Our windsock in front of cabin and plane |
For one thing, even GPS systems rarely show
ground speed at destination. For
another, ours conks out below about +10 degrees on winter flights in our cold
Piper PA-20.
The first time this happened, my husband stuffed the tablet between his body and his quilted Carharrts to warm up, but it still did not turn on for 20 minutes, which happened to be the duration of the flight from the nearest airport to our home. Fortunately, this was a familiar route. But the mountainous terrain, rivers, glaciers, woods, and bogs result in very different wind, ice, snow, and temperature over very few miles, here. It is not safe to presume a condition at another location. The bright orange windsock next to a runway is, therefore, a welcome source of at least one piece of critical information.
At federally funded airports, windsocks must comply with FAA mandates for size, length, fabric and inlet and exit diameters. All these factors ensure uniform interpretations of wind direction and strength as ascertained by the angle at which the sock hangs. Ninety degrees (horizontal) indicates a wind at or above 15 knots. Striped windsocks are particularly easy to read for lower speeds, as the droop of each successive stripe is supposed to reflect increments of 3 knots. But that is hard to see from the air. Perhaps this is yet another reason to give binoculars to a passenger. However, some aviation writers dispute the accuracy of the number of knots per stripe.
It is important for pilots flying to and
from other locations, such as rural airports, lodges and personal airstrips to
realize that non-FAA windsocks LACK this uniformity. They vary in size, fabric, age, and aperture
dimensions, so their wind speed indicators are calibrated differently by each
manufacturer.
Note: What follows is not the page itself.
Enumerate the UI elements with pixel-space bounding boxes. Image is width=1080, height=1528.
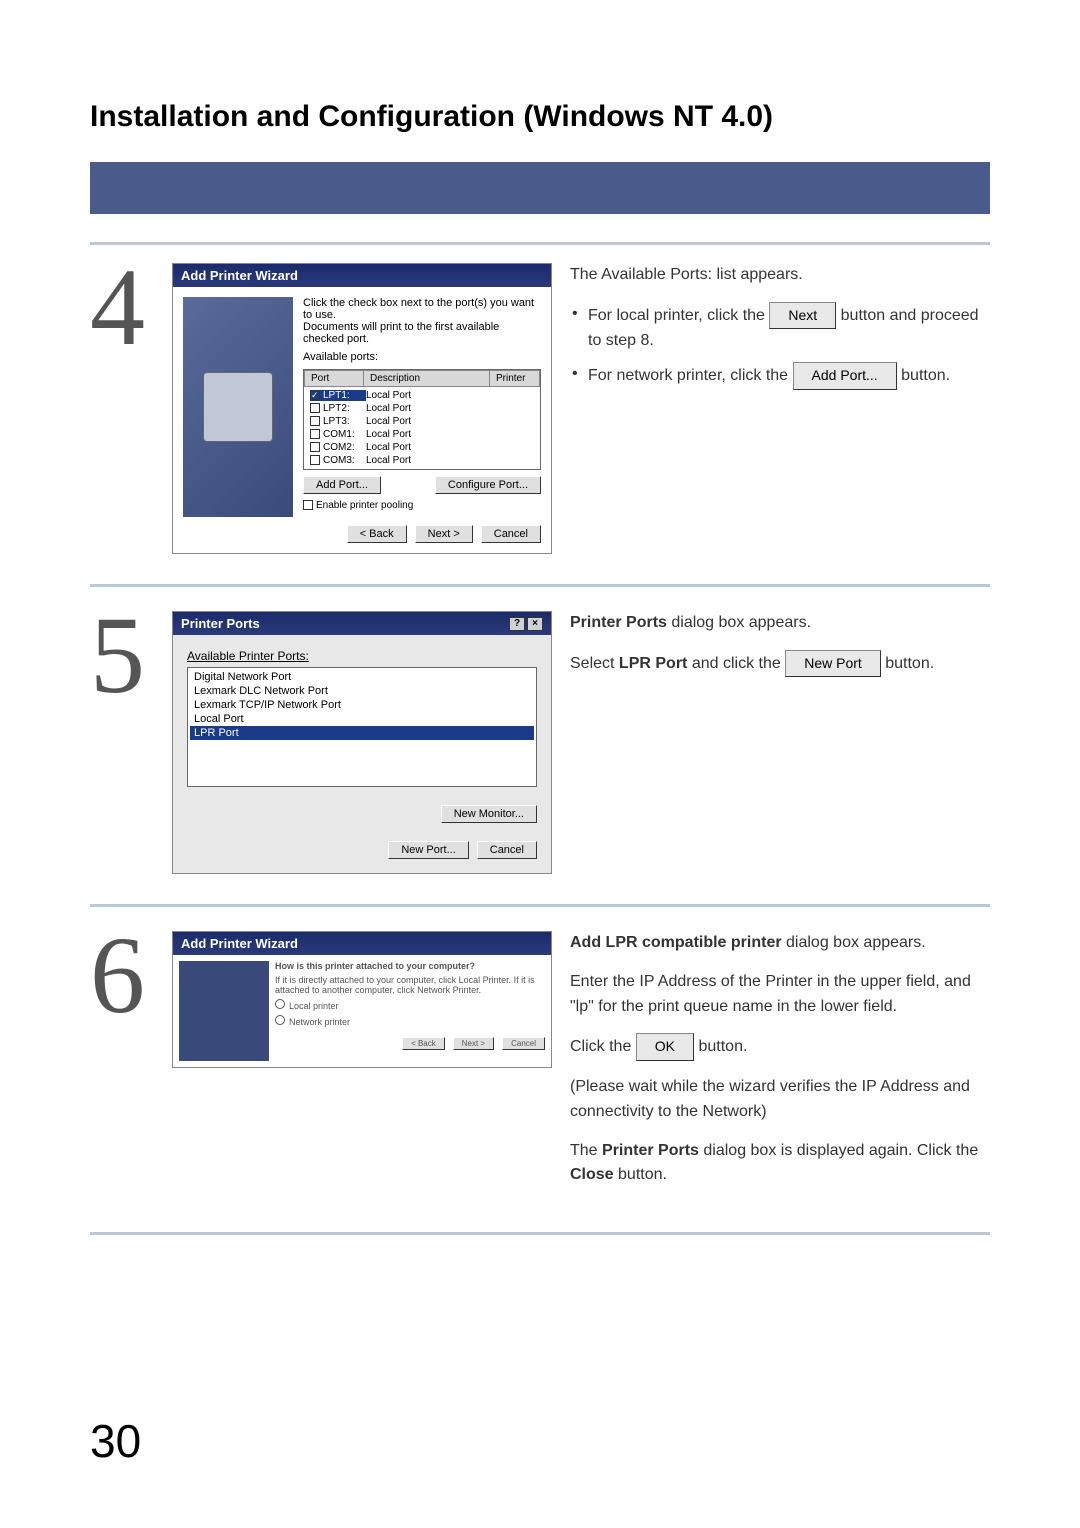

For example, in the chart
by one vendor, below, a fully extended 3.6 meter windsock indicates a wind speed
2.3 times faster than an erect 1 meter sock.
Old, faded weather-beaten socks have surely
lost their water protection and may be degrading with thousands of pin prick
holes in fraying fabric, leaching air like water through a sieve. They can still rotate to point out wind
direction, but will convey inaccurate wind speeds.
At our home, we first relied on two inexpensive
anemometers hoisted above the tree line on our solar/wind tower. Both broke.
At least the wind turbine provides some information at about 200 feet
above the lake where we land. This year,
we went “low tech” and bought a 54” windsock (from Northern Lights Avionics at
Merrill Field in Anchorage). We
installed it near the middle of our landing strip on the frozen lake, far from
the heavily treed shoreline and in line with the prevailing north winds that
blow across a large, flat bog. We hope
that by using it only in winter (we rely on water movement to land on floats in
summer), the fabric may last twice as long as expected.
We also bought a handheld anemometer ($40)
to learn to read the windsock with more accuracy.
From our cabin, we hear the wind gusts in the
surrounding trees and detect it from snow blown about the lake in swirls,
eddies, and dunes, but had not measured it well before. Now, when my husband is ready to fly home, I
can report speed, direction, and variability data viewed from my kitchen window
or outside so he can anticipate his landing strategy.
Every winter bush pilot knows the value of low
tech indicators- like reading wind by tree bends and snow blow patterns. An orange windsock in a black and white world
is an easy-to-see asset. Just don’t
presume, from the air, that the length and age convey the same speed and
direction information as those you have relied on at other locations.